ASU researchers uncover the rules that guide how microRNAs control genes

When a cell produces a microRNA, it creates two unique strands from a single molecule. For years, scientists have known that only one of those strands usually becomes active, but they have not understood how the cell makes that choice.

A new study from Arizona State University shows that the decision is not random. Instead, it follows consistent, conserved rules that can be identified and predicted using artificial intelligence.

The research, published in Nucleic Acids Research, answers a long-standing question in molecular biology and reveals a previously hidden layer of gene regulation. By combining large-scale experiments with machine learning, the team demonstrates that microRNA strand selection is governed by features encoded in the RNA itself and shaped by evolution.

“We knew microRNAs were powerful regulators of genes,” said Marco Mangone, professor in the Biodesign Institute and the School of Life Sciences at ASU. “But we didn’t understand how cells decided which strand to use, and that choice completely changes which genes are regulated.”

MicroRNAs are short RNA molecules that regulate gene expression by binding to messenger RNAs and preventing them from being translated into proteins. Each microRNA forms a hairpin structure that is cut into two strands. Although both strands contain regulatory information, typically only one is loaded into the cell’s gene-silencing machinery.     

Which strand is selected matters because each targets a different set of genes. Choosing one strand over the other can redirect regulation across hundreds, and sometimes thousands, of genes.

“If you use one strand, you regulate one network of genes,” Mangone said. “If you use the other, you regulate a completely different network.”

Understanding that choice is especially important because microRNAs play key roles in development, stress responses and disease. Changes in microRNA processing or strand usage have been linked to cancer, neurodegenerative disorders and other complex conditions.

To uncover the rules behind strand selection, the researchers turned to the model organism Caenorhabditis elegans, a microscopic nematode whose genetic systems are highly conserved with humans.

Led by molecular and cellular biology PhD student Dalton Meadows, the team developed an high-throughput method called HiTmiSS that allowed them to precisely measure which microRNA strands were used across developmental stages and tissues.

Rather than studying a handful of examples, the team generated tens of thousands of strand-specific measurements, creating one of the most comprehensive datasets of microRNA strand usage to date.

“We needed enough data to move beyond individual cases,” Meadows said. “The goal was to see whether there were consistent rules underlying strand selection.”

Once the experimental data were in place, the challenge became identifying patterns that no human could reasonably extract by eye.

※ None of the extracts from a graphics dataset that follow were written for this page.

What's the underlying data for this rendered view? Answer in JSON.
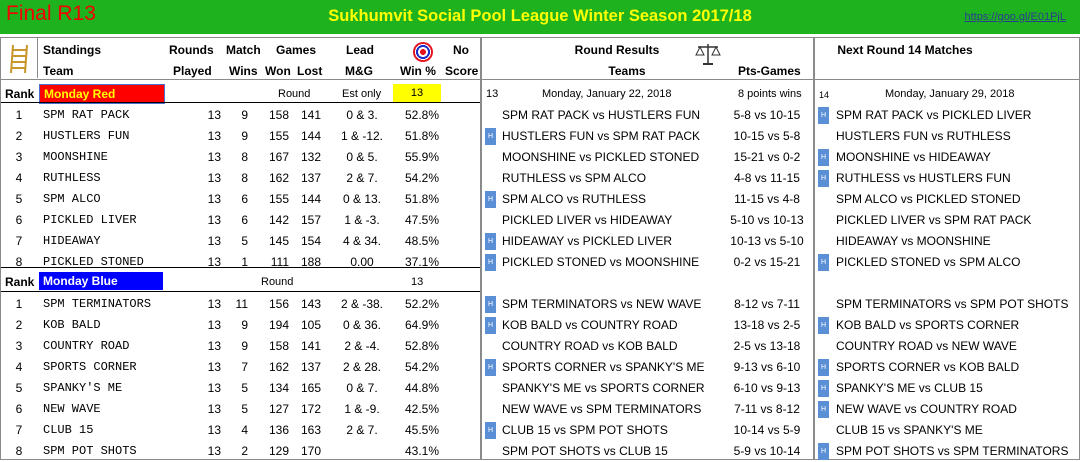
{
  "banner": {
    "final_label": "Final R13",
    "title": "Sukhumvit Social Pool League Winter Season 2017/18",
    "link": "https://goo.gl/E01PjL"
  },
  "colors": {
    "banner": "#1fb21f",
    "title": "#ffff00",
    "red_division": "#ff0000",
    "blue_division": "#0000ff",
    "round_highlight": "#ffff00"
  },
  "standings": {
    "headers": {
      "standings": "Standings",
      "team": "Team",
      "rounds": "Rounds",
      "played": "Played",
      "match": "Match",
      "wins": "Wins",
      "games": "Games",
      "won": "Won",
      "lost": "Lost",
      "lead": "Lead",
      "mg": "M&G",
      "win_pct": "Win %",
      "no": "No",
      "score": "Score",
      "rank": "Rank"
    },
    "divisions": [
      {
        "name": "Monday Red",
        "round_label": "Round",
        "est_label": "Est only",
        "round_value": "13",
        "teams": [
          {
            "rank": "1",
            "team": "SPM RAT PACK",
            "played": "13",
            "wins": "9",
            "won": "158",
            "lost": "141",
            "lead": "0 & 3.",
            "pct": "52.8%"
          },
          {
            "rank": "2",
            "team": "HUSTLERS FUN",
            "played": "13",
            "wins": "9",
            "won": "155",
            "lost": "144",
            "lead": "1 & -12.",
            "pct": "51.8%"
          },
          {
            "rank": "3",
            "team": "MOONSHINE",
            "played": "13",
            "wins": "8",
            "won": "167",
            "lost": "132",
            "lead": "0 & 5.",
            "pct": "55.9%"
          },
          {
            "rank": "4",
            "team": "RUTHLESS",
            "played": "13",
            "wins": "8",
            "won": "162",
            "lost": "137",
            "lead": "2 & 7.",
            "pct": "54.2%"
          },
          {
            "rank": "5",
            "team": "SPM ALCO",
            "played": "13",
            "wins": "6",
            "won": "155",
            "lost": "144",
            "lead": "0 & 13.",
            "pct": "51.8%"
          },
          {
            "rank": "6",
            "team": "PICKLED LIVER",
            "played": "13",
            "wins": "6",
            "won": "142",
            "lost": "157",
            "lead": "1 & -3.",
            "pct": "47.5%"
          },
          {
            "rank": "7",
            "team": "HIDEAWAY",
            "played": "13",
            "wins": "5",
            "won": "145",
            "lost": "154",
            "lead": "4 & 34.",
            "pct": "48.5%"
          },
          {
            "rank": "8",
            "team": "PICKLED STONED",
            "played": "13",
            "wins": "1",
            "won": "111",
            "lost": "188",
            "lead": "0.00",
            "pct": "37.1%"
          }
        ]
      },
      {
        "name": "Monday Blue",
        "round_label": "Round",
        "est_label": "",
        "round_value": "13",
        "teams": [
          {
            "rank": "1",
            "team": "SPM TERMINATORS",
            "played": "13",
            "wins": "11",
            "won": "156",
            "lost": "143",
            "lead": "2 & -38.",
            "pct": "52.2%"
          },
          {
            "rank": "2",
            "team": "KOB BALD",
            "played": "13",
            "wins": "9",
            "won": "194",
            "lost": "105",
            "lead": "0 & 36.",
            "pct": "64.9%"
          },
          {
            "rank": "3",
            "team": "COUNTRY ROAD",
            "played": "13",
            "wins": "9",
            "won": "158",
            "lost": "141",
            "lead": "2 & -4.",
            "pct": "52.8%"
          },
          {
            "rank": "4",
            "team": "SPORTS CORNER",
            "played": "13",
            "wins": "7",
            "won": "162",
            "lost": "137",
            "lead": "2 & 28.",
            "pct": "54.2%"
          },
          {
            "rank": "5",
            "team": "SPANKY'S ME",
            "played": "13",
            "wins": "5",
            "won": "134",
            "lost": "165",
            "lead": "0 & 7.",
            "pct": "44.8%"
          },
          {
            "rank": "6",
            "team": "NEW WAVE",
            "played": "13",
            "wins": "5",
            "won": "127",
            "lost": "172",
            "lead": "1 & -9.",
            "pct": "42.5%"
          },
          {
            "rank": "7",
            "team": "CLUB 15",
            "played": "13",
            "wins": "4",
            "won": "136",
            "lost": "163",
            "lead": "2 & 7.",
            "pct": "45.5%"
          },
          {
            "rank": "8",
            "team": "SPM POT SHOTS",
            "played": "13",
            "wins": "2",
            "won": "129",
            "lost": "170",
            "lead": "",
            "pct": "43.1%"
          }
        ]
      }
    ]
  },
  "results": {
    "title": "Round Results",
    "teams_label": "Teams",
    "pts_label": "Pts-Games",
    "round_no": "13",
    "date": "Monday, January 22, 2018",
    "note": "8 points wins",
    "red": [
      {
        "match": "SPM RAT PACK vs HUSTLERS FUN",
        "score": "5-8 vs 10-15",
        "flag": false
      },
      {
        "match": "HUSTLERS FUN vs SPM RAT PACK",
        "score": "10-15 vs 5-8",
        "flag": true
      },
      {
        "match": "MOONSHINE vs PICKLED STONED",
        "score": "15-21 vs 0-2",
        "flag": false
      },
      {
        "match": "RUTHLESS vs SPM ALCO",
        "score": "4-8 vs 11-15",
        "flag": false
      },
      {
        "match": "SPM ALCO vs RUTHLESS",
        "score": "11-15 vs 4-8",
        "flag": true
      },
      {
        "match": "PICKLED LIVER vs HIDEAWAY",
        "score": "5-10 vs 10-13",
        "flag": false
      },
      {
        "match": "HIDEAWAY vs PICKLED LIVER",
        "score": "10-13 vs 5-10",
        "flag": true
      },
      {
        "match": "PICKLED STONED  vs MOONSHINE",
        "score": "0-2 vs 15-21",
        "flag": true
      }
    ],
    "blue": [
      {
        "match": "SPM TERMINATORS vs NEW WAVE",
        "score": "8-12 vs 7-11",
        "flag": true
      },
      {
        "match": "KOB BALD vs COUNTRY ROAD",
        "score": "13-18 vs 2-5",
        "flag": true
      },
      {
        "match": "COUNTRY ROAD vs KOB BALD",
        "score": "2-5 vs 13-18",
        "flag": false
      },
      {
        "match": "SPORTS CORNER vs SPANKY'S ME",
        "score": "9-13 vs 6-10",
        "flag": true
      },
      {
        "match": "SPANKY'S ME vs SPORTS CORNER",
        "score": "6-10 vs 9-13",
        "flag": false
      },
      {
        "match": "NEW WAVE vs SPM TERMINATORS",
        "score": "7-11 vs 8-12",
        "flag": false
      },
      {
        "match": "CLUB 15 vs SPM POT SHOTS",
        "score": "10-14 vs 5-9",
        "flag": true
      },
      {
        "match": "SPM POT SHOTS vs CLUB 15",
        "score": "5-9 vs 10-14",
        "flag": false
      }
    ]
  },
  "next_round": {
    "title": "Next Round  14 Matches",
    "round_no": "14",
    "date": "Monday, January 29, 2018",
    "red": [
      {
        "match": "SPM RAT PACK vs PICKLED LIVER",
        "flag": true
      },
      {
        "match": "HUSTLERS FUN vs RUTHLESS",
        "flag": false
      },
      {
        "match": "MOONSHINE vs HIDEAWAY",
        "flag": true
      },
      {
        "match": "RUTHLESS vs HUSTLERS FUN",
        "flag": true
      },
      {
        "match": "SPM ALCO vs PICKLED STONED",
        "flag": false
      },
      {
        "match": "PICKLED LIVER vs SPM RAT PACK",
        "flag": false
      },
      {
        "match": "HIDEAWAY vs MOONSHINE",
        "flag": false
      },
      {
        "match": "PICKLED STONED  vs SPM ALCO",
        "flag": true
      }
    ],
    "blue": [
      {
        "match": "SPM TERMINATORS vs SPM POT SHOTS",
        "flag": false
      },
      {
        "match": "KOB BALD vs SPORTS CORNER",
        "flag": true
      },
      {
        "match": "COUNTRY ROAD vs NEW WAVE",
        "flag": false
      },
      {
        "match": "SPORTS CORNER vs KOB BALD",
        "flag": true
      },
      {
        "match": "SPANKY'S ME vs CLUB 15",
        "flag": true
      },
      {
        "match": "NEW WAVE vs COUNTRY ROAD",
        "flag": true
      },
      {
        "match": "CLUB 15 vs SPANKY'S ME",
        "flag": false
      },
      {
        "match": "SPM POT SHOTS vs SPM TERMINATORS",
        "flag": true
      }
    ]
  }
}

The team worked with Assistant Professor Heewook Lee from the School of Computing and Augmented Intelligence and the Biodesign Institute’s Center for Biocomputing, Security and Society to develop a machine learning approach to analyze the dataset. Using this approach, they identified 77 sequence and structural features that together predict which strand will be selected. These features include nucleotide composition, pairing mismatches and subtle differences in RNA structure.

The resulting predictive model accurately determined strand usage in worms. When the researchers applied the same model to human microRNAs, they were surprised to find that it still performed well, despite hundreds of millions of years of evolutionary divergence.

“That told us we weren’t just seeing a worm-specific phenomenon,” Meadows said. “We were seeing something fundamental.”

The findings suggest that while microRNAs have evolved to become more precise in mammals, the underlying logic guiding strand selection has been preserved across species.

The study establishes microRNA strand selection as a regulated and predictable process rather than a random one. That insight has broad implications for how scientists study gene regulation and disease.

A single change in strand usage can shift the regulatory targets of a microRNA, potentially disrupting entire gene networks. Being able to predict strand selection from sequence alone could help researchers better interpret genetic data, understand disease mechanisms and develop RNA-based diagnostics.

“If people take one thing away,” Mangone said, “it’s that cells follow rules we’re only just beginning to understand, and now we finally have the tools to see them.”

Importantly, the rules uncovered by this framework are deeply conserved across species and directly relevant to human biology, as abnormal microRNA strand selection has been implicated in cancer, neurodevelopmental disorders and other diseases.

The team has made their data and predictive tools openly available so other researchers can apply the framework across species and biological contexts. Future work will explore how strand selection rules have changed across evolutionary development and how they may be altered in disease.

Together, the findings highlight the power of combining experimental biology with artificial intelligence to reveal hidden principles of life and underscore ASU’s growing role at the intersection of biology and computation.